Sometimes she thought about taking the two boys. She fantasised about taking them with her to Spain and keeping them for her own, but in her darkest hours, she imagined killing them, the way that her Vicki had been killed, watching them drown, and knowing that Phil would suffer for it.
But Vicki had been an innocent child, just as those two boys were. They didn’t deserve the fist of vengeance to come down on their heads. That was due only to their father They were beautiful boys. Connie felt as though she came to know them. She watched them playing, listened to Thomas’ games. One day, he pretended that he was a spaceman and walked up and down his garden as though he was walking on the moon. She could imagine Phil, the first time the little boy had shown an interest in space travel. He would have lectured the boy, forced him to look at pictures and documentaries beyond his years. But he hadn’t killed the child’s love of space, or his imagination—yet. Connie would not hurt their father through the boys.
She considered all of the things that she had done to date. Two men were dead and another one in a wheelchair. John and Andrew wouldn’t be dead if it hadn’t been for her involvement. But she hadn’t killed them, she hadn’t put James in the wheelchair, he had done that himself. His vanity put him there; all she had done was showed him an idea. He took it. He ran with it. He’d wanted it and welcomed it.
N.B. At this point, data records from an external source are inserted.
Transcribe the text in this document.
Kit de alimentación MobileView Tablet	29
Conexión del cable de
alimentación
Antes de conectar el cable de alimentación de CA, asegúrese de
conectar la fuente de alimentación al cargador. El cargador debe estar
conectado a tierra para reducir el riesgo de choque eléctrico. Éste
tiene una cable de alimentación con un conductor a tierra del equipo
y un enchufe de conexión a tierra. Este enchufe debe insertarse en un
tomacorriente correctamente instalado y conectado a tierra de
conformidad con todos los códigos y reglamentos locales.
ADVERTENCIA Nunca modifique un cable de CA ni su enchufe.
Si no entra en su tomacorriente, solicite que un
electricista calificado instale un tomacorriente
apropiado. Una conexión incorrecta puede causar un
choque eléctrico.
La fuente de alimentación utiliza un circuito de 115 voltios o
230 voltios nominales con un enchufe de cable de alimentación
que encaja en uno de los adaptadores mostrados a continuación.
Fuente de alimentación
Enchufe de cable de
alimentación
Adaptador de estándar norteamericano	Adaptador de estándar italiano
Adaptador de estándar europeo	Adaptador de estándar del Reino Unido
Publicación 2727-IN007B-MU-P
John’s greed and Andrew’s loose lifestyle had led to their deaths. She felt only a small responsibility for it. They both could have turned away from their choices and could have altered their ways. They chose not to.
It was true that she had made SP a heroin addict. She had assaulted him while he slept and forced the needled into his veins without his consent. She regretted that. She would far rather have had him accept it through choice, like the other’s had chosen their paths. But she had righted that by giving him choice on her final visit. It was only a very new addiction. He could have easily put it right. On her fifth and final visit, after injecting him with heroin, she left his next needle, filled and ready to use, on the dressing table, beside it she left an appointment card for a five day detoxification in a private clinic that she’d pre-paid for. All he had to do was turn up.
He knew when he saw the syringe that his visitations weren’t from the Virgin Mary. He thought Ros had done it to him. Somebody had. He rang the clinic, was told that a lady had booked the appointment with a credit card. The name proved false and the card led to a dead end and was untraceable. He knew what he was doing when he depressed the plunger into his vein. But he was a weak man. He craved the colours. A worker on his staff had been sacked for drug use on the premises. He went through the hotel staff records to hunt him down. The junkie became SP’s supplier.
A month later SP admitted that he was unfit for work. He could no longer hold down a job. His wealth meant that his addiction had grown fast and he spent almost all of his waking hours incapacitated. He was unwashed, dirty. He kept himself away from the public areas and avoided the guests.
Philip was called to run the hotel, but he wasn’t up to the job. It was decided quickly, that he shouldn’t give up his own job to run the hotel further into the ground.
For the first time since the Wood’s took over the Halcyon Woods Hotel, Ros had to hire in an outside hotel manager. James still oversaw the running of the kitchen from his wheelchair, but in truth, he only went in a couple of times a day and yelled at everybody for five minutes. The Woods Empire was a crumbling wreckage, and the hotel was run by outsiders.